Jesus encounters this early on in his ministry. Although he is “filled with the power of the Spirit,” has just survived intense trial, and is “praised by everyone” around Galilee, coming home to Nazareth is treacherous. When he proclaims fulfillment of the prophetic text given him to read in his home synagogue, those gathered are “amazed.” Eugene Peterson’s The Message states they were “surprised at how well he spoke. . . . ‘Isn’t this Joseph’s son, the one we’ve known since he was a youngster?’” They were blinded by Jesus the boy from seeing Jesus the man, the teacher, the healer. When he then challenges their preconceptions by declaring the broader scope of his ministry, they attempt to kill him.

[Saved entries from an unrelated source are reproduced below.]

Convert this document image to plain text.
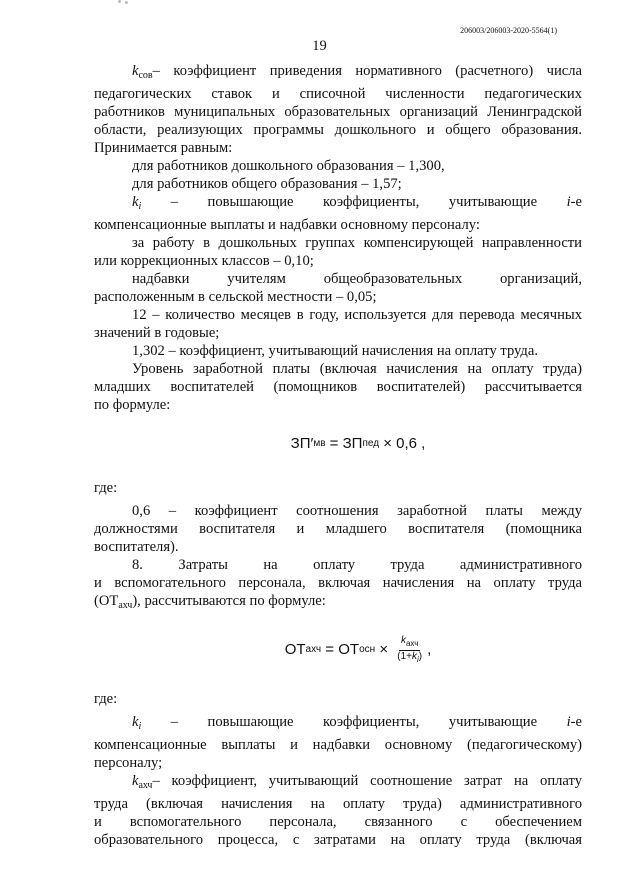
206003/206003-2020-5564(1)
19

$k_{сов}-$ коэффициент приведения нормативного (расчетного) числа

педагогических ставок и списочной численности педагогических

работников муниципальных образовательных организаций Ленинградской

области, реализующих программы дошкольного и общего образования.

Принимается равным:

для работников дошкольного образования – 1,300,

для работников общего образования – 1,57;

$k_i$ – повышающие коэффициенты, учитывающие i-е

компенсационные выплаты и надбавки основному персоналу:

за работу в дошкольных группах компенсирующей направленности

или коррекционных классов – 0,10;

надбавки учителям общеобразовательных организаций,

расположенным в сельской местности – 0,05;

12 – количество месяцев в году, используется для перевода месячных

значений в годовые;

1,302 – коэффициент, учитывающий начисления на оплату труда.

Уровень заработной платы (включая начисления на оплату труда)

младших воспитателей (помощников воспитателей) рассчитывается

по формуле:

ЗП′ мв = ЗП пед × 0,6 ,

где:

0,6 – коэффициент соотношения заработной платы между

должностями воспитателя и младшего воспитателя (помощника

воспитателя).

8. Затраты на оплату труда административного

и вспомогательного персонала, включая начисления на оплату труда

$(ОТ_{ахч})$, рассчитываются по формуле:

ОТ ахч = ОТ осн × $\frac{k_{ахч}}{(1+k_i)}$ ,

где:

$k_i$ – повышающие коэффициенты, учитывающие i-е

компенсационные выплаты и надбавки основному (педагогическому)

персоналу;

$k_{ахч}-$ коэффициент, учитывающий соотношение затрат на оплату

труда (включая начисления на оплату труда) административного

и вспомогательного персонала, связанного с обеспечением

образовательного процесса, с затратами на оплату труда (включая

While hopefully no murder attempts are made on your or my life when we visit “home,” it can challenge the life of our hopes, dreams, or identity. Even well-meaning questions or attempts to help can feel difficult. Thanks be to God who walks alongside us and for those who become our “home” community wherever we are today.

O wholly understanding parent and sibling God, thank you for the people and places of my childhood and the communities you surround me with now. Help me find rest in the home that is you. Amen.